徐氏回来带来一身的寒气。更深露重,几个丫头赶忙伺候着徐氏换了衣裳,徐氏却顾不得这个,把丫头都赶了出去,冯氏道:“出了什么事?”徐氏脸色有些苍白,道:“今儿幸而祺儿没进宫,不然可就出不来了。”
冯氏也吓了一跳,道:“你仔细说,是怎么回事。”徐氏道:“送来的帖子上原写了祺儿的名字,我想祺儿没去到底不大好,见了我娘家大嫂二嫂还问我,我就遮掩了,说祺儿跟玉郡主在一块呢,谁知道宴会刚过一半,皇后就问三皇子怎么没来,一看,大皇子也没到,太后就叫人去找,结果在御花园里头的小偏殿看见了大皇子,还有温国公家的闺女陈芬。”
男女私下见面,能有什么好事,当时大皇子衣衫不整,陈芬也没好哪去,虽说立刻封了口,可还是有只言片语传出来,看那意思,两个人是成就好事了,而且,陈芬是昏迷着的。
“陈夫人见了简直没昏死过去,后来云来悄悄告诉我说,陈姑娘是被下了药了,大皇子看着也有些神志不清,这原也和我们无关,可后来跟在大皇子身边的小太监招认了,说是大皇子给的药,要让跟在玉郡主身边的那位姑娘喝下去,结果就把陈姑娘迷倒了。”
冯氏也大吃一惊:“你的意思是说,这药原是用在祺儿身上的。”徐氏舒了口气:“可不是,我听了都要吓得魂飞魄散了,幸亏祺儿没跟着来,不然可就…唉,宫里现在还闹着呢,皇后,太后,皇上,温国公陈大人,陈夫人都在宫里,还有陈姑娘,我来的时候还没醒呢。”

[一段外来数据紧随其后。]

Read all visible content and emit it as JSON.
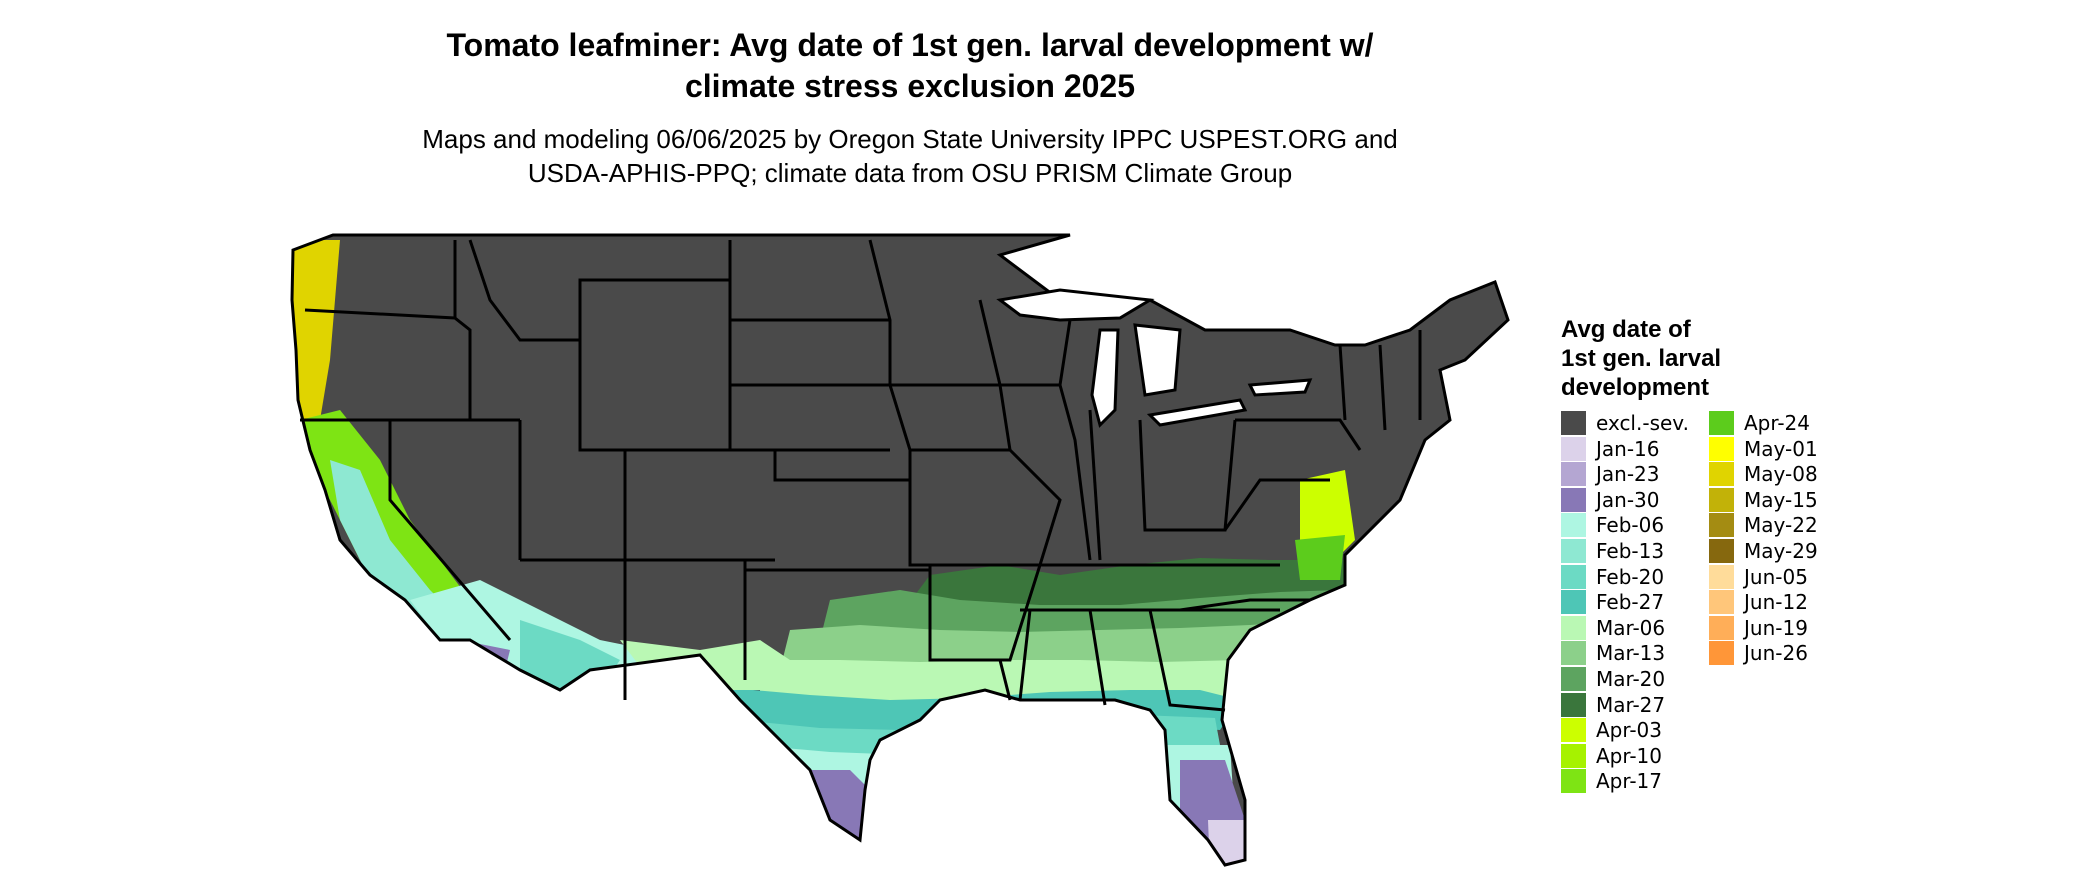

冯氏皱眉道:“这是什么意思?大皇子看上了祺儿?这是什么时候的事?”徐氏道:“这也难说,那些王孙公子,表面上道貌岸然,其实整天讨论哪家的姑娘长得标致,咱们祺儿又生的那样,出门做客哪家的夫人不眼红,哪家的姑娘不嫉妒,说来说去,大皇子知道了也未可知。”
冯氏这样一想着,要是今儿摊上的是宋祺,她刚和三皇子对上眼,皇上也默许了,要是闹出这事,可真是丑闻了,大皇子和三皇子肯定要反目,皇上就是为着名声,也肯定不能叫祺儿活。这样一想,冯氏竟出了一身的冷汗,道:“这事你看该怎么办呢?”
081.出事(加更)
更新时间2013-3-29 17:00:33 字数:2862
徐氏道:“如今大家都看着陈家呢,和咱们无关,只是一件,大皇子是怎么得到祺儿在哪的消息的,我可没跟几个人说。”冯氏眉头一转,想起上回徐氏的娘家嫂子袁氏来家里,虽然面子上客客气气的,可眼底的嫉妒冯氏可看的清清楚楚,会是她吗?若是真的,祺儿可是她的外甥女,她怎么下的去手。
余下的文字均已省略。